By way of legislative history, the majority cites House Legislative Analysis, HB 5437, January 30, 1991. Our Supreme Court has characterized a house legislative analysis as “a staff-prepared summary of the law .. . entitled to little judicial consideration in the construction of statutes.” Johnson v Recca, 492 Mich 169, 188; 821 NW2d 520 (2012) (quotation marks and citation omitted).

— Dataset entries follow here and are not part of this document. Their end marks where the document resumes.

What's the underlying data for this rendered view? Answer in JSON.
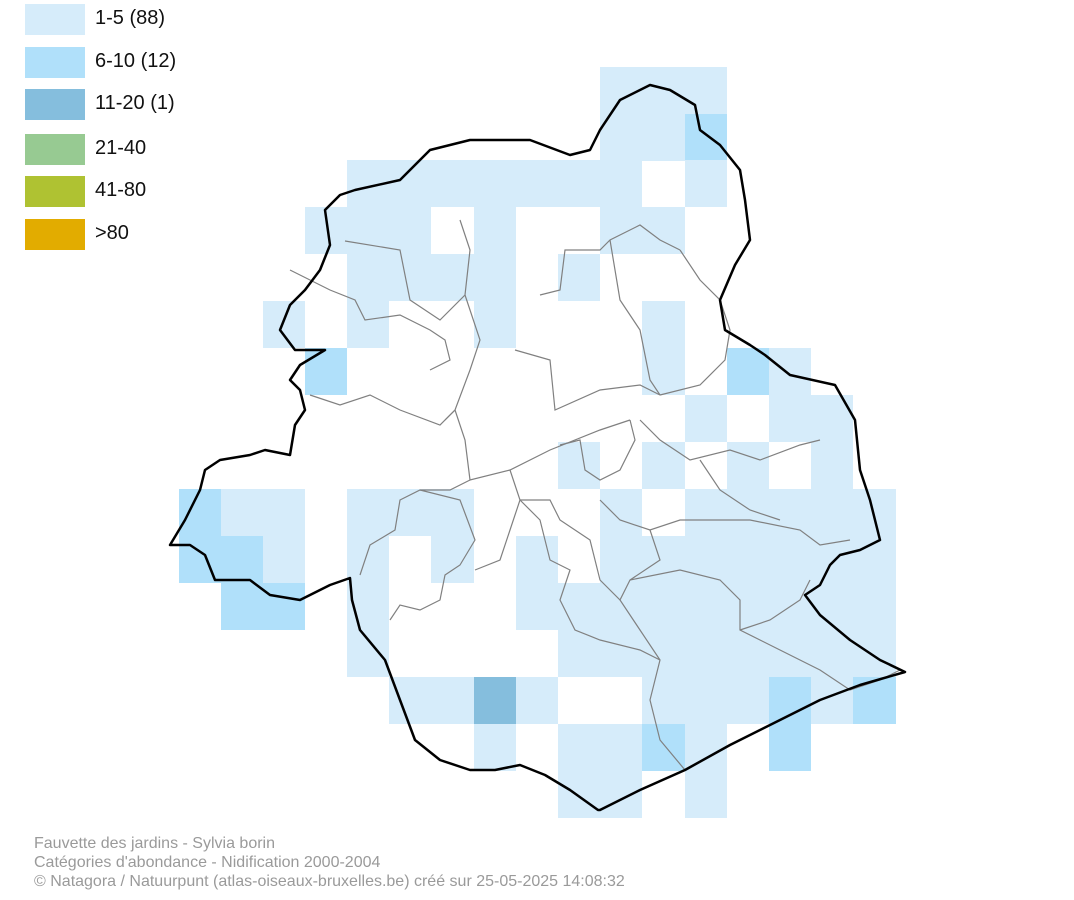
{
  "legend": {
    "items": [
      {
        "label": "1-5 (88)",
        "color": "#d6ecfa"
      },
      {
        "label": "6-10 (12)",
        "color": "#b0e0fa"
      },
      {
        "label": "11-20 (1)",
        "color": "#85bedd"
      },
      {
        "label": "21-40",
        "color": "#97ca92"
      },
      {
        "label": "41-80",
        "color": "#afc232"
      },
      {
        "label": ">80",
        "color": "#e2ac00"
      }
    ]
  },
  "map": {
    "border_color": "#000000",
    "commune_line_color": "#808080"
  },
  "credits": {
    "species": "Fauvette des jardins - Sylvia borin",
    "category": "Catégories d'abondance - Nidification 2000-2004",
    "copyright": "© Natagora / Natuurpunt (atlas-oiseaux-bruxelles.be) créé sur 25-05-2025 14:08:32"
  }
}
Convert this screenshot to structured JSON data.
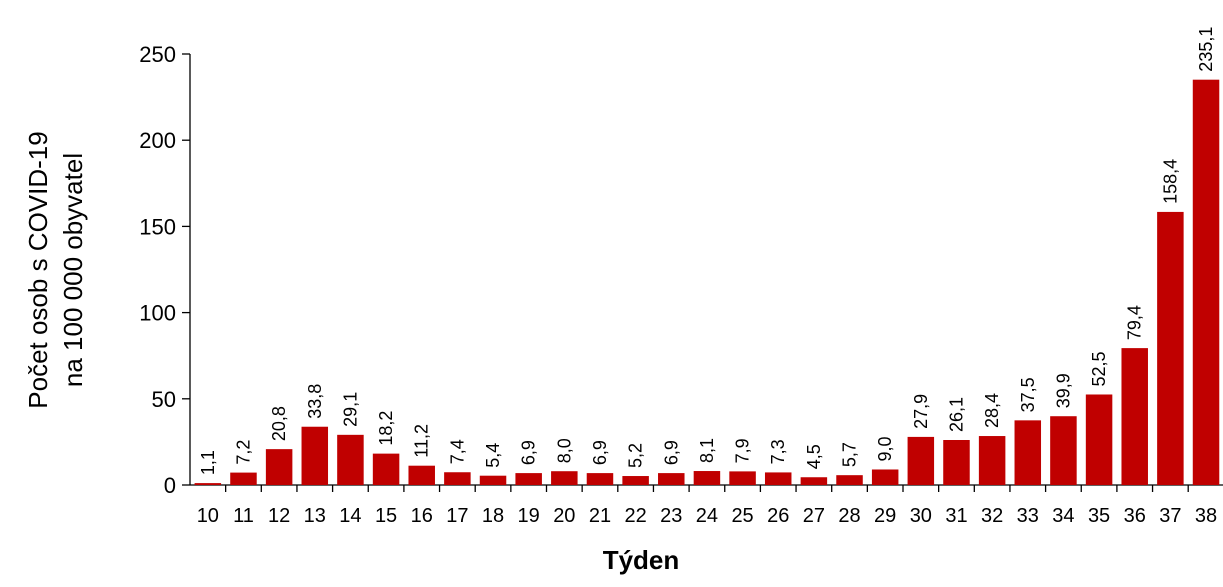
{
  "chart_data": {
    "type": "bar",
    "categories": [
      "10",
      "11",
      "12",
      "13",
      "14",
      "15",
      "16",
      "17",
      "18",
      "19",
      "20",
      "21",
      "22",
      "23",
      "24",
      "25",
      "26",
      "27",
      "28",
      "29",
      "30",
      "31",
      "32",
      "33",
      "34",
      "35",
      "36",
      "37",
      "38"
    ],
    "values": [
      1.1,
      7.2,
      20.8,
      33.8,
      29.1,
      18.2,
      11.2,
      7.4,
      5.4,
      6.9,
      8.0,
      6.9,
      5.2,
      6.9,
      8.1,
      7.9,
      7.3,
      4.5,
      5.7,
      9.0,
      27.9,
      26.1,
      28.4,
      37.5,
      39.9,
      52.5,
      79.4,
      158.4,
      235.1
    ],
    "data_labels": [
      "1,1",
      "7,2",
      "20,8",
      "33,8",
      "29,1",
      "18,2",
      "11,2",
      "7,4",
      "5,4",
      "6,9",
      "8,0",
      "6,9",
      "5,2",
      "6,9",
      "8,1",
      "7,9",
      "7,3",
      "4,5",
      "5,7",
      "9,0",
      "27,9",
      "26,1",
      "28,4",
      "37,5",
      "39,9",
      "52,5",
      "79,4",
      "158,4",
      "235,1"
    ],
    "xlabel": "Týden",
    "ylabel_line1": "Počet osob s COVID-19",
    "ylabel_line2": "na 100 000 obyvatel",
    "ylim": [
      0,
      250
    ],
    "yticks": [
      0,
      50,
      100,
      150,
      200,
      250
    ],
    "bar_color": "#c00000",
    "grid": false,
    "legend": "none"
  }
}
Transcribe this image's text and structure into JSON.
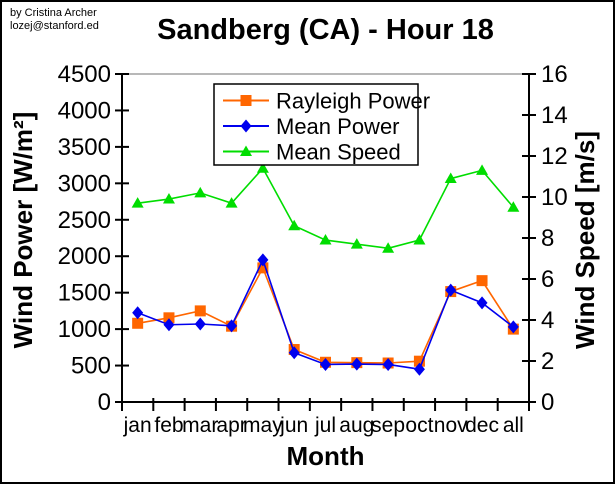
{
  "credit": {
    "line1": "by Cristina Archer",
    "line2": "lozej@stanford.ed"
  },
  "chart_data": {
    "type": "line",
    "title": "Sandberg (CA) - Hour 18",
    "xlabel": "Month",
    "categories": [
      "jan",
      "feb",
      "mar",
      "apr",
      "may",
      "jun",
      "jul",
      "aug",
      "sep",
      "oct",
      "nov",
      "dec",
      "all"
    ],
    "left_axis": {
      "label": "Wind Power [W/m²]",
      "min": 0,
      "max": 4500,
      "step": 500,
      "ticks": [
        0,
        500,
        1000,
        1500,
        2000,
        2500,
        3000,
        3500,
        4000,
        4500
      ]
    },
    "right_axis": {
      "label": "Wind Speed [m/s]",
      "min": 0,
      "max": 16,
      "step": 2,
      "ticks": [
        0,
        2,
        4,
        6,
        8,
        10,
        12,
        14,
        16
      ]
    },
    "grid": false,
    "legend_position": "top-center-inside",
    "series": [
      {
        "name": "Rayleigh Power",
        "axis": "left",
        "marker": "square",
        "color": "#ff6600",
        "values": [
          1080,
          1155,
          1250,
          1040,
          1840,
          720,
          545,
          540,
          535,
          560,
          1515,
          1665,
          1000
        ]
      },
      {
        "name": "Mean Power",
        "axis": "left",
        "marker": "diamond",
        "color": "#0000ee",
        "values": [
          1225,
          1060,
          1070,
          1045,
          1950,
          675,
          515,
          520,
          515,
          450,
          1535,
          1360,
          1030
        ]
      },
      {
        "name": "Mean Speed",
        "axis": "right",
        "marker": "triangle",
        "color": "#00dd00",
        "values": [
          9.7,
          9.9,
          10.2,
          9.7,
          11.4,
          8.6,
          7.9,
          7.7,
          7.5,
          7.9,
          10.9,
          11.3,
          9.5
        ]
      }
    ],
    "colors": {
      "frame": "#000000",
      "top_border": "#a0a0a0",
      "background": "#ffffff"
    }
  }
}
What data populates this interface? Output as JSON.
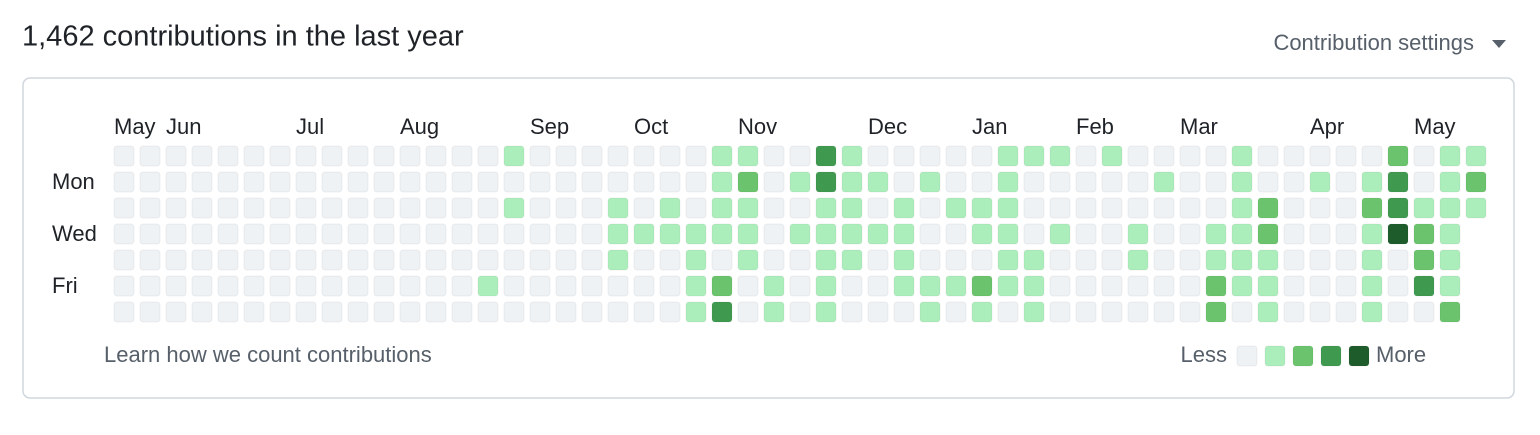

The majority characterizes as “simplistic” my view that the judicially created implied field-preemption doctrine may not circumvent plain statutory language. I readily agree that the fundamental rule of statutory construction at the heart of this case is a simple one. The Supreme Court has repeatedly instructed that “a court may read nothing into an unambiguous statute that is not within the manifest intent of the Legislature as derived from the words of the statute itself." Roberts v Mecosta Co Gen Hosp, 466 Mich 57, 63; 642 NW2d 663 (2002) (emphasis added). To the extent that the majority’s application of the field-preemption doctrine requires psychoanalyzing the Legislature to find a preemptive intent, the majority has contravened this bedrock principle. See Devillers v Auto Club Ins Ass’n, 473 Mich 562, 582; 702 NW2d 539 (2005) (“Statutory . .. language must be enforced according to its plain meaning, and cannot be judicially revised or amended to harmonize with the prevailing policy whims of members of this Court.”); Halloran v Bhan, 470 Mich 572, 579; 683 NW2d 129 (2004) (“As we have invariably stated, the argument that enforcing the Legislature’s plain language will lead to unwise policy implications is for the Legislature to review and decide, not this Court.”); Lansing Mayor v Pub Serv Comm, 470 Mich 154, 165; 680 NW2d 840 (2004) (“An analysis ... that is in conflict with the actual language of the law and predicated on some supposed ‘true intent’ is necessarily a result-oriented analysis. In other words, it is not a legal analysis at all.”), and countless other cases. Nor have I chosen to “disregard or rebuff” Llewellyn. When a statute explicitly defines the field of its reach, use of the implied field-preemption doctrine described in Llewellyn violates the canons of statutory construction and any application of Llewellyn is unjustified.